Steeman a remporté le second prix du roman d'aventures en 1931. Il est mort en 1970.
Le livre a pour titre original : Légitime défense et c'est un roman sans Wens. C'est son adaptation à l'écran sous le titre de Quai des orfèvres qui l'a rendu célèbre et à juste titre car le film me paraît supérieur au roman.
Le récit du livre Légitime défense et du film Quai des Orfèvres a bien sûr des similitudes mais il comporte beaucoup de différences, ce que nous allons voir.

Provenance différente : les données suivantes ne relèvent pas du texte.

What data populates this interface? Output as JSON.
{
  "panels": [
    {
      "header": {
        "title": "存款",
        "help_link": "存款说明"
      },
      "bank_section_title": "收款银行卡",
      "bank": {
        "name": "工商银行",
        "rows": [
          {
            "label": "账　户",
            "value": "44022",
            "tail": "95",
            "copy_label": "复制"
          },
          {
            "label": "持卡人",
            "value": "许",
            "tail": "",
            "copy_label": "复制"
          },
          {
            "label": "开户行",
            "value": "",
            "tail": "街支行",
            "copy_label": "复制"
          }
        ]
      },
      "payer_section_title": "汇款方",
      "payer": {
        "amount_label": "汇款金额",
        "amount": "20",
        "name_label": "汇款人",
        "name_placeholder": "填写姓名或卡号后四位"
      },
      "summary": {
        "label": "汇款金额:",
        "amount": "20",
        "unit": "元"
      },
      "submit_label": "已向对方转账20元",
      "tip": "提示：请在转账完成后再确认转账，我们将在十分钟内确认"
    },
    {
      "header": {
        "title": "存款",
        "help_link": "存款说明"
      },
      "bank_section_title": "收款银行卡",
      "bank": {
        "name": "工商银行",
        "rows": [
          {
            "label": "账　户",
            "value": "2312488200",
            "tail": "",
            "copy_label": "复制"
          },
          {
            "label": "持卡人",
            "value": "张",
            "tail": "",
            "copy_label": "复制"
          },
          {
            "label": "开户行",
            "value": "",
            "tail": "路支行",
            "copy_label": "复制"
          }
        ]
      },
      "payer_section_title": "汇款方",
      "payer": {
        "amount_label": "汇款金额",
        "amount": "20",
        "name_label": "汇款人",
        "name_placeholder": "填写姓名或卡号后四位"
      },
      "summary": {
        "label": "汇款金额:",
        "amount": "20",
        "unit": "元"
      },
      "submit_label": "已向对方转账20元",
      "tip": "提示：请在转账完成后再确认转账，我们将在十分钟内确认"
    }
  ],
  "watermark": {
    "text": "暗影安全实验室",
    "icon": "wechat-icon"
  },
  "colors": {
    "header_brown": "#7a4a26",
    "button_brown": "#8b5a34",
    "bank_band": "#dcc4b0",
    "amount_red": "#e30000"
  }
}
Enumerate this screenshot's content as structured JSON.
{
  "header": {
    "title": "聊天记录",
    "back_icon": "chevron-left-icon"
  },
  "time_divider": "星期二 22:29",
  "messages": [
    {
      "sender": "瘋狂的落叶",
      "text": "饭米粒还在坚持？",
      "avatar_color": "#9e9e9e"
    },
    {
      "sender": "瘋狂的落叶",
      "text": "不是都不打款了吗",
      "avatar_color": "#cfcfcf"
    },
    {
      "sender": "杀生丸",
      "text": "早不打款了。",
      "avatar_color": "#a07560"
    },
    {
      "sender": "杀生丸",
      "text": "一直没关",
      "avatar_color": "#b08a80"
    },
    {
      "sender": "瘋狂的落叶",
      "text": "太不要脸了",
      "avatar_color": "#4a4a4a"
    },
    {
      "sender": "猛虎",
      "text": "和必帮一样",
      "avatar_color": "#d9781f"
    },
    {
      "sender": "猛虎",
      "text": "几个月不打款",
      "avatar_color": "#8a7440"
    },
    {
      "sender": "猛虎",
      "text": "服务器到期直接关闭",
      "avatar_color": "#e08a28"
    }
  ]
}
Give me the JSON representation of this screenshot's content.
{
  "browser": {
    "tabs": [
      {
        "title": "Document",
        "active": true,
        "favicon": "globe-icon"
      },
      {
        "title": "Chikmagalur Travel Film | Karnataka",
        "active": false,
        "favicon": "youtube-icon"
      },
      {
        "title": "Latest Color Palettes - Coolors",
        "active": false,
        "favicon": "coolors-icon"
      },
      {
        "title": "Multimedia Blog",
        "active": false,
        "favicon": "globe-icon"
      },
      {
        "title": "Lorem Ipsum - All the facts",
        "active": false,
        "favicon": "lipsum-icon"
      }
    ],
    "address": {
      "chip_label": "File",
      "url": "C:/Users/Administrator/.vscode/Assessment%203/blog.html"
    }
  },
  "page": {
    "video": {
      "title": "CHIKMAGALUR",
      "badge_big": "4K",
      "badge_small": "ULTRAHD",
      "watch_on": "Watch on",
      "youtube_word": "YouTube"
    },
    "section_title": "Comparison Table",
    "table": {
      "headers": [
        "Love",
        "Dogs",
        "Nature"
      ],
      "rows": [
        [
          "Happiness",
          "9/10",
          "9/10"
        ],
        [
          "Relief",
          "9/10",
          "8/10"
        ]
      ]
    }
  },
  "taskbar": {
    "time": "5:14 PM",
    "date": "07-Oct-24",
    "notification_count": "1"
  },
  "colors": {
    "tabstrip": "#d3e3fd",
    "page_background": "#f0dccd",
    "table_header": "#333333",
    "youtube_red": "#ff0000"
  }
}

L'intrigue du livre : Noël Martin en rentrant chez lui trouve un mot de sa femme Belle qui lui dit être partie chez sa mère malade. En lisant machinalement la lettre d'une amie de sa femme, il apprend que cette dernière a peut-être une aventure avec un certain M. Weyl, ami du couple. Maladivement jaloux, il téléphone chez sa belle mère et s'aperçoit que personne ne répond. Il décide alors de se rendre chez Weil et, s'il le faut, de le tuer. Il gare sa voiture intentionnellement sur un parking interdit, devant un cinéma, et prend un billet d'entrée pour avoir un alibi puis il se rend chez son rival. Quand il arrive il voit une femme qui s'enfuit et croit reconnaître Belle. Il entre. Weil est endormi sur le canapé. Martin prend un maillet et lui fracasse le crâne... Martin va se croire coupable alors que ce n'est pas lui qui a tué. Ce n'est qu'à la fin du roman que le coupable sera révélé.

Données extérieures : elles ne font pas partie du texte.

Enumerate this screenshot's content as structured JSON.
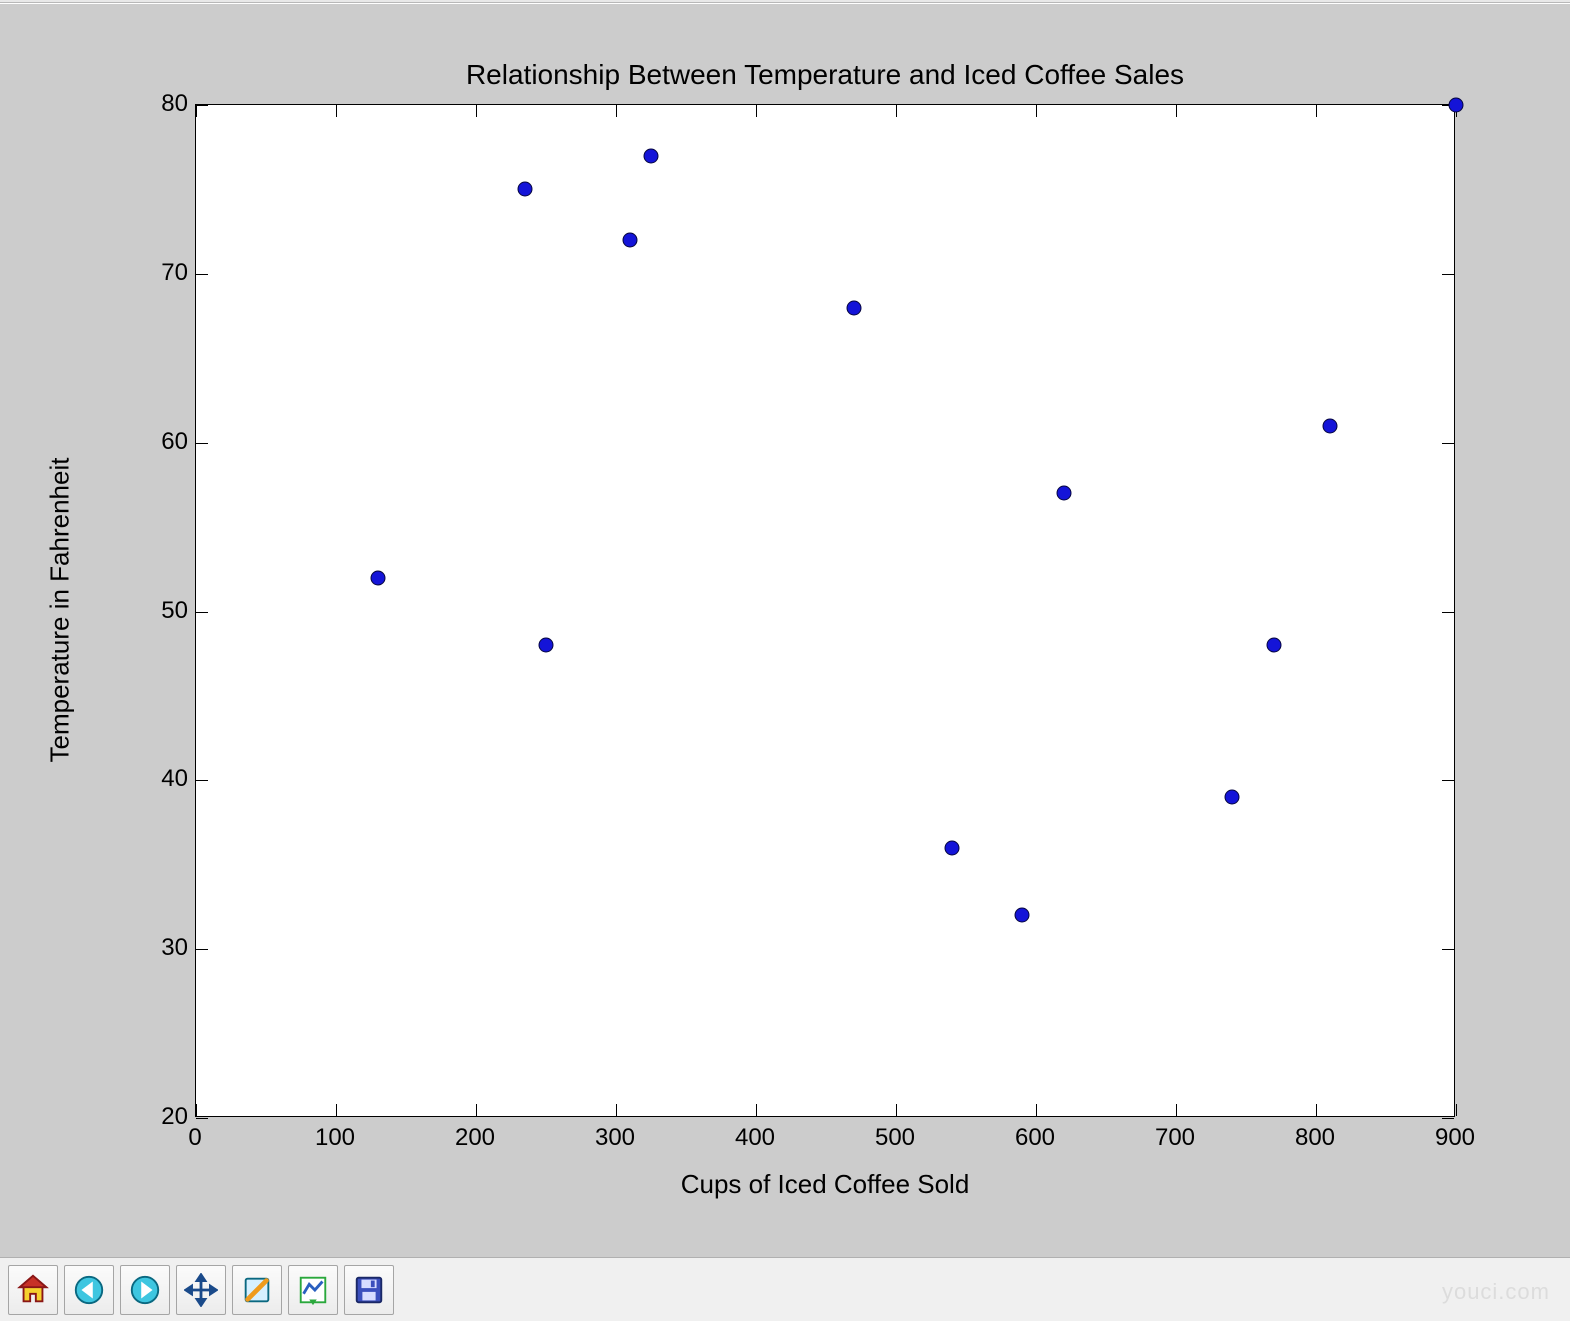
{
  "chart_data": {
    "type": "scatter",
    "title": "Relationship Between Temperature and Iced Coffee Sales",
    "xlabel": "Cups of Iced Coffee Sold",
    "ylabel": "Temperature in Fahrenheit",
    "xlim": [
      0,
      900
    ],
    "ylim": [
      20,
      80
    ],
    "x_ticks": [
      0,
      100,
      200,
      300,
      400,
      500,
      600,
      700,
      800,
      900
    ],
    "y_ticks": [
      20,
      30,
      40,
      50,
      60,
      70,
      80
    ],
    "points": [
      {
        "x": 130,
        "y": 52
      },
      {
        "x": 235,
        "y": 75
      },
      {
        "x": 250,
        "y": 48
      },
      {
        "x": 310,
        "y": 72
      },
      {
        "x": 325,
        "y": 77
      },
      {
        "x": 470,
        "y": 68
      },
      {
        "x": 540,
        "y": 36
      },
      {
        "x": 590,
        "y": 32
      },
      {
        "x": 620,
        "y": 57
      },
      {
        "x": 740,
        "y": 39
      },
      {
        "x": 770,
        "y": 48
      },
      {
        "x": 810,
        "y": 61
      },
      {
        "x": 900,
        "y": 80
      }
    ]
  },
  "toolbar": {
    "home_label": "Reset view",
    "back_label": "Back",
    "forward_label": "Forward",
    "pan_label": "Pan",
    "zoom_label": "Zoom",
    "subplots_label": "Configure subplots",
    "save_label": "Save figure"
  },
  "watermark": "youci.com"
}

Dès ce moment le récit diverge dans les faits. Dans le film, le héros qui ne porte pas le même nom, Maurice Martineau, a un revolver mais il ne s'en sert pas parce qu'il trouve le vieux Brignon (Weyl dans le roman), son rival, mort. Il se sait donc qu'il est innocent mais ce qu'il ignore c'est que sa femme Jenny (Belle) a frappé la victime pour se défendre de ses assiduités. Pourtant toutes les traces vont mener vers Martineau, d'autant plus que sa voiture lui a été volée à l'endroit du meurtre. Maurice Martineau sera donc accusé et l'on ne saura qu'à la fin qui est le coupable ... or ce n'est pas le même que dans le livre!
Pourtant, si l'intrigue est un peu différente, ce n'est pas ce qui est plus important. Les modifications de Clouzot concernent essentiellement les personnages qu'il étoffe, qu'il dote d'un passé, dont il approfondit le caractère. Enfin il place l'action dans le contexte français de l'après guerre (1947) ce qui lui permet de livrer un vision de la société parfois assez pessimiste où sa sympathie va nettement aux plus humbles.

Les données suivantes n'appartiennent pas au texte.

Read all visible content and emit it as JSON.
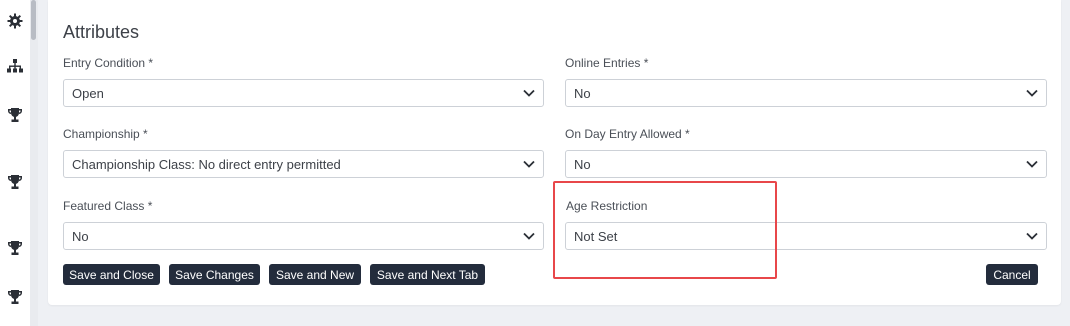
{
  "sidebar": {
    "icons": [
      "gear-icon",
      "sitemap-icon",
      "trophy-icon",
      "trophy-icon",
      "trophy-icon",
      "trophy-icon"
    ]
  },
  "form": {
    "title": "Attributes",
    "entry_condition": {
      "label": "Entry Condition *",
      "value": "Open"
    },
    "online_entries": {
      "label": "Online Entries *",
      "value": "No"
    },
    "championship": {
      "label": "Championship *",
      "value": "Championship Class: No direct entry permitted"
    },
    "on_day_entry": {
      "label": "On Day Entry Allowed *",
      "value": "No"
    },
    "featured_class": {
      "label": "Featured Class *",
      "value": "No"
    },
    "age_restriction": {
      "label": "Age Restriction",
      "value": "Not Set"
    }
  },
  "buttons": {
    "save_close": "Save and Close",
    "save_changes": "Save Changes",
    "save_new": "Save and New",
    "save_next_tab": "Save and Next Tab",
    "cancel": "Cancel"
  },
  "colors": {
    "button_bg": "#232c3c",
    "highlight": "#e8474a"
  }
}
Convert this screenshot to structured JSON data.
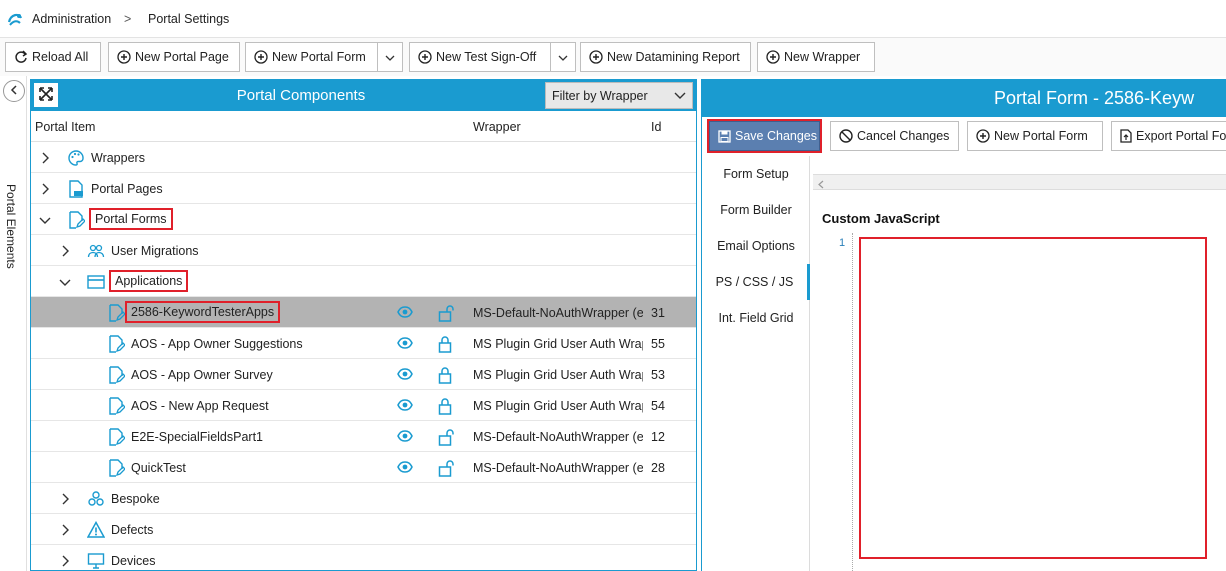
{
  "breadcrumb": {
    "root": "Administration",
    "separator": ">",
    "current": "Portal Settings"
  },
  "toolbar": {
    "reload_all": "Reload All",
    "new_portal_page": "New Portal Page",
    "new_portal_form": "New Portal Form",
    "new_test_signoff": "New Test Sign-Off",
    "new_datamining_report": "New Datamining Report",
    "new_wrapper": "New Wrapper"
  },
  "side_tab": {
    "label": "Portal Elements"
  },
  "components": {
    "title": "Portal Components",
    "filter_label": "Filter by Wrapper",
    "columns": {
      "item": "Portal Item",
      "wrapper": "Wrapper",
      "id": "Id"
    },
    "rows": [
      {
        "label": "Wrappers",
        "level": 0,
        "expanded": false,
        "icon": "palette-icon"
      },
      {
        "label": "Portal Pages",
        "level": 0,
        "expanded": false,
        "icon": "page-icon"
      },
      {
        "label": "Portal Forms",
        "level": 0,
        "expanded": true,
        "icon": "form-icon"
      },
      {
        "label": "User Migrations",
        "level": 1,
        "expanded": false,
        "icon": "users-icon"
      },
      {
        "label": "Applications",
        "level": 1,
        "expanded": true,
        "icon": "window-icon"
      },
      {
        "label": "2586-KeywordTesterApps",
        "level": 2,
        "wrapper": "MS-Default-NoAuthWrapper (er",
        "id": "31",
        "locked": false,
        "selected": true
      },
      {
        "label": "AOS - App Owner Suggestions",
        "level": 2,
        "wrapper": "MS Plugin Grid User Auth Wrapp",
        "id": "55",
        "locked": true
      },
      {
        "label": "AOS - App Owner Survey",
        "level": 2,
        "wrapper": "MS Plugin Grid User Auth Wrapp",
        "id": "53",
        "locked": true
      },
      {
        "label": "AOS - New App Request",
        "level": 2,
        "wrapper": "MS Plugin Grid User Auth Wrapp",
        "id": "54",
        "locked": true
      },
      {
        "label": "E2E-SpecialFieldsPart1",
        "level": 2,
        "wrapper": "MS-Default-NoAuthWrapper (er",
        "id": "12",
        "locked": false
      },
      {
        "label": "QuickTest",
        "level": 2,
        "wrapper": "MS-Default-NoAuthWrapper (er",
        "id": "28",
        "locked": false
      },
      {
        "label": "Bespoke",
        "level": 1,
        "expanded": false,
        "icon": "bespoke-icon"
      },
      {
        "label": "Defects",
        "level": 1,
        "expanded": false,
        "icon": "warning-icon"
      },
      {
        "label": "Devices",
        "level": 1,
        "expanded": false,
        "icon": "monitor-icon"
      }
    ]
  },
  "form_panel": {
    "title": "Portal Form -  2586-Keyw",
    "save_changes": "Save Changes",
    "cancel_changes": "Cancel Changes",
    "new_portal_form": "New Portal Form",
    "export_portal_form": "Export Portal Form",
    "tabs": [
      "Form Setup",
      "Form Builder",
      "Email Options",
      "PS / CSS / JS",
      "Int. Field Grid"
    ],
    "active_tab": "PS / CSS / JS",
    "section_label": "Custom JavaScript",
    "line_number": "1"
  },
  "colors": {
    "accent": "#1a9bd0",
    "selected_row": "#b3b3b3",
    "highlight": "#e0202a",
    "save_button": "#5b7fb0"
  }
}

La jeune femme Jenny Lamour (Suzy Delair) est issue d'un milieu ouvrier. Elle a souffert de la pauvreté, de la promiscuité dans un logement trop petit. Doté d'un talent de chanteuse de variété, elle est prête à tout pour réussir! A tout? Non, car elle aime sincèrement son mari, le pauvre "Biquet" ( Bernard Blier n'est pas gâté par le rôle de mari jaloux et faible, gentil pourtant!). Elle se contente de jouer la coquette et de donner des espérances à ces messieurs pour obtenir le coup de pouce nécessaire pour réussir mais sans être infidèle jusqu'au jour où cela tourne mal. C'est une jeune femme gracieuse, rieuse et coquette, un peu vulgaire mais sympathique.
Le mari, Maurice Martineau, appelé "Biquet" par sa femme, surnom qui le ridiculise un peu et montre la faiblesse de son caractère, est d'un milieu bourgeois. Son mariage avec une femme de ce milieu, qui de plus avait eu des amants, a été sévèrement critiqué par con entourage. Il a dû rompre avec ses parents. Il a fait des études au conservatoire, ce qui lui permet d'accompagner sa femme au piano. Dans le roman, c'est un peintre mais Clouzot par le choix de la musique nous introduit dans le milieu pittoresque du Show Bizz et du cabaret qu'il décrit largement d'où par exemple le célèbre "avec mon tra la la", air chanté par Suzy Delair.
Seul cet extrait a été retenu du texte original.